Step-by-Step Solution:
Step 1: Recall that the atomic number (Z) is the number of protons in an atom and uniquely identifies the element. Step 2: For isotopes of the same element, the number of protons is the same, so the atomic number is the same. Step 3: The mass number (A) is the sum of protons and neutrons: A = Z + number of neutrons. Step 4: Isotopes differ in their number of neutrons, so they have different mass numbers while sharing the same atomic number. Step 5: Therefore, isotopes of a single element have the same atomic number but different atomic masses. Step 6: This matches option C.

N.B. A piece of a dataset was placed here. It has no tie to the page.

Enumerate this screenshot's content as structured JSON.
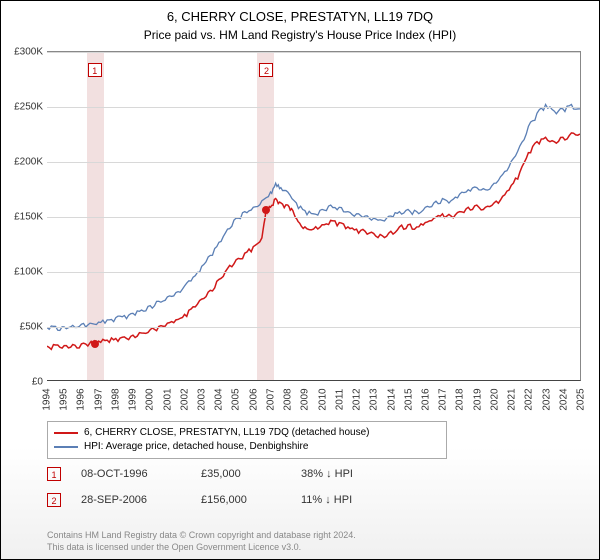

Verification / Alternative check:
Consider carbon isotopes as a familiar example. Carbon-12 has 6 protons and 6 neutrons, mass number 12. Carbon-14 has 6 protons and 8 neutrons, mass number 14. Both are carbon because they each have 6 protons, so their atomic number is 6. The difference is in the neutron count and therefore the mass. Similar patterns hold for hydrogen isotopes: protium (1H) has 1 proton and 0 neutrons, deuterium (2H) has 1 proton and 1 neutron and tritium (3H) has 1 proton and 2 neutrons. These examples clearly show constant atomic number and varying mass number among isotopes.

Why Other Options Are Wrong:
Option A suggests that isotopes have different atomic numbers and different masses, which would make them entirely different elements, not isotopes of the same element. Option B suggests different atomic numbers with the same mass, which again would indicate two different elements accidentally having the same mass number, not isotopes. Option D claims the same atomic number and the same atomic mass, which would describe identical atoms, not isotopes. Option E mentions different numbers of protons and electrons, which could describe ions but does not capture the defining feature of isotopes. Thus, only option C matches the precise definition of isotopes.

Common Pitfalls:
A common misunderstanding is to confuse mass number with atomic weight or to think that isotopes differ in both protons and neutrons. Remember that changing the number of protons changes the element itself, so isotopes must keep the proton count constant. Another pitfall is ignoring neutrons altogether and focusing only on protons and electrons. To avoid this, always remember the simple rule: isotopes are same element (same atomic number), different mass number due to different neutrons.

Final Answer:
All isotopes of the same element have the same atomic number but different atomic masses.